The opening number is a medley of “Talkin’ Bout My Generation,” “We Will Rock You,” “It’s Time.” Per usual the best opening numbers in reality TV are located right here.
Ben Folds is our challenge giver/coach this episode. VoicePlay understands the immensity of this situation. Chart toppers from the groups’ respective generations is theme of choice.
Home Free opens things up with Johnny Cash’s “Ring of Fire.” Soft, slow choral opening with a bass spotlight. Soulful stuff happening here, then the VP makes its entrance and we’re off to the races. Bass solo here—good call to put the group’s budding star front and center. I love the stage presence of these guys—able to own the performance space with simple movement, rather than choreography per se. Impossibly low note on the finish.
Ben says the piece was perfectly executed and loved “the massive, heavy note” at the end. Jewel talks about the history of the song and talks about the poignancy of the performance, calling it a cappella country reggae. Shawn loved the reggae dance hall beat and calls Austin’s voice smooth as butter. Ladies and gents, your Sing-Off season four odds on favorites.
Voiceplay is singing “Don’t Speak” originally by No Doubt. Nice breath-perc intro. The solo’s a nice fit for Honey’s tone. Straight forward take on the melody—well-executed, but I’d like to have heard something a little more creative from this arrangement, and solid as this group is, I think they were right in their intro video about not carrying heavy emotion well—there might have been better fits for this theme.
Shawn appreciated the different side of themselves the group showed and liked the high note in the middle. Ben says the group benefited from its varying dynamics, and that they made everyone feel it in the chorus. Jewel says Voiceplay showed the audience their hearts and echoes that their use of dynamics was great.
Element is singing ”You Keep Me Hanging On” originally by The Supremes. Hot opening as the group enters piece by piece. The tempo feels a little off to me as the group gets into the verse, but things slide better into place on the chorus. The way they space the stage is phenomenal, though a little more oriented toward the live audience than the camera.
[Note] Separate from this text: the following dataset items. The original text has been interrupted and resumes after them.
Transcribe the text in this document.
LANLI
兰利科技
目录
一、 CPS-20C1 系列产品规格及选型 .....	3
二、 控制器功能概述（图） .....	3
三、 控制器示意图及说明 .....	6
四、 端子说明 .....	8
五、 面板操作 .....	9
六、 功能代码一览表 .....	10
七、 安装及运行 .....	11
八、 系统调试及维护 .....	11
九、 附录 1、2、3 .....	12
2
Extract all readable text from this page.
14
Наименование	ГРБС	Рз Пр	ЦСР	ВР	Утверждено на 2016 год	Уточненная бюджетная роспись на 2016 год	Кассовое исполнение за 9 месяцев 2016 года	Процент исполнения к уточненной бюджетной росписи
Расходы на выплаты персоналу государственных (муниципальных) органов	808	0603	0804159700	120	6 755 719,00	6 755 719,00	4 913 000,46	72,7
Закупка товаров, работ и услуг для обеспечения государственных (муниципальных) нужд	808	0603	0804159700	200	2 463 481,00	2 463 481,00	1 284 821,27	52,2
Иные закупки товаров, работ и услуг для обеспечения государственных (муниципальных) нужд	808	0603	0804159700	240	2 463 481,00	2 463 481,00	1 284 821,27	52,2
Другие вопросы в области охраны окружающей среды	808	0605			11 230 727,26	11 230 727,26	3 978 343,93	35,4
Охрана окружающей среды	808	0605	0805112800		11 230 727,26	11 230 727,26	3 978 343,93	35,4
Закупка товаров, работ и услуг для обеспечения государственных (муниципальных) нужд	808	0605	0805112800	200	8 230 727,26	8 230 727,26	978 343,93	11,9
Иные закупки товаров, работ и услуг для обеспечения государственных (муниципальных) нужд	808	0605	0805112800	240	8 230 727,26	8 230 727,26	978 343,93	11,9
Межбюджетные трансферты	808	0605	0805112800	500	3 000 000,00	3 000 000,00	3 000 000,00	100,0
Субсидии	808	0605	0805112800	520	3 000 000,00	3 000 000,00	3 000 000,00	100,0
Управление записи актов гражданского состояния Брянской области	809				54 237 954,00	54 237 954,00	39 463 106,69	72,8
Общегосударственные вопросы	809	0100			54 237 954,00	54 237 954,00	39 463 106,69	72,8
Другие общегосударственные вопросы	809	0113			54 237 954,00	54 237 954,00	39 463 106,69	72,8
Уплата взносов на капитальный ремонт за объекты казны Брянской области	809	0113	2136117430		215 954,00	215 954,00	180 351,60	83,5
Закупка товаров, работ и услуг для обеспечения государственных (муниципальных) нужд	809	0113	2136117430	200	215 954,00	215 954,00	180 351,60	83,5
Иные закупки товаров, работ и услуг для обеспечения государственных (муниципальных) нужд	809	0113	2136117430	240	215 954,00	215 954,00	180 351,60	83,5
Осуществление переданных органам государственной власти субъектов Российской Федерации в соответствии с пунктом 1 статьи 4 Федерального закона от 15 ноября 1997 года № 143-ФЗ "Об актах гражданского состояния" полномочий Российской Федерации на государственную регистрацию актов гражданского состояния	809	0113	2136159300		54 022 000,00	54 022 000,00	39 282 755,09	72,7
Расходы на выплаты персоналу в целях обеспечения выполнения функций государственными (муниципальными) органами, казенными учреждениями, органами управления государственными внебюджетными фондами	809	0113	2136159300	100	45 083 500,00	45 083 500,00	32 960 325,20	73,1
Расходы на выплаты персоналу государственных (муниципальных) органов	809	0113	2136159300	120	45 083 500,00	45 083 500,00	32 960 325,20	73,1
I’d like a little more emotion and personality here, which I think remains the Achilles heel for this group.
Ben says the performance was a step in the right direction, but he’d like to see the group get more pissed, demonstrating more emotion. Jewel says the song is about female empowerment and the solo was very sincere. She praises them doubling up on the harmonies. Shawn says the group looks lovely, and he likes what they did but the harmonies felt a little muddy at points. He wanted more change in the song, but he wraps up by saying they are professionals.
Vocal Rush is here singing Bonnie Tyler’s “Holding Out for a Hero.” Killer buzzing bass on the intro and ermegerd Sarah Vela has the solo mic, therefore magic is on the way. I dig the intensity of the intro, spreading layers of tension into the first chorus. The intro to the next verse is electric and I love the infusion of the rap sample to diversify the presentation. I know folks talk about scholastic groups not having a shot at winning this competition on account of recording and touring obligations to follow, and that’s likely true, but putting that aside, this was the best performance of the night so far, bar none.
Ben lauds every aspect of the performance. Shawn says the group is young and has no fear, plus they’re musically intelligent. He says things fell apart just a little bit but they picked themselves up. Jewel lauds the rap and the group’s energy, but says the youthful exuberance can get them ahead of the tempo at times.
Time for ultimate Texas death match sing off. It’s Element versus Vocal Rush riffing on Destiny’s Child’s ”Survivor.” Nice presentation from Element on the opening raising themselves from a bent posture by degrees. Finally some raw emotion from Element, though Vocal Rush very organically out ‘tudes them from the start. Love the transition to the rap. Element may be marginally more technically proficient, but I’ve gotta give this one to Vocal Rush on soul. Plus, when Sarah Vela is your secret weapon in the endgame, you know you’ve got some depth.
The judges do indeed save Vocal Rush. Tough to see Element go this early on, but the talent pool is deep, and out of this foursome it was probably the right call.
That’s all for tonight. Catch y’all again with the next episode on Wednesday!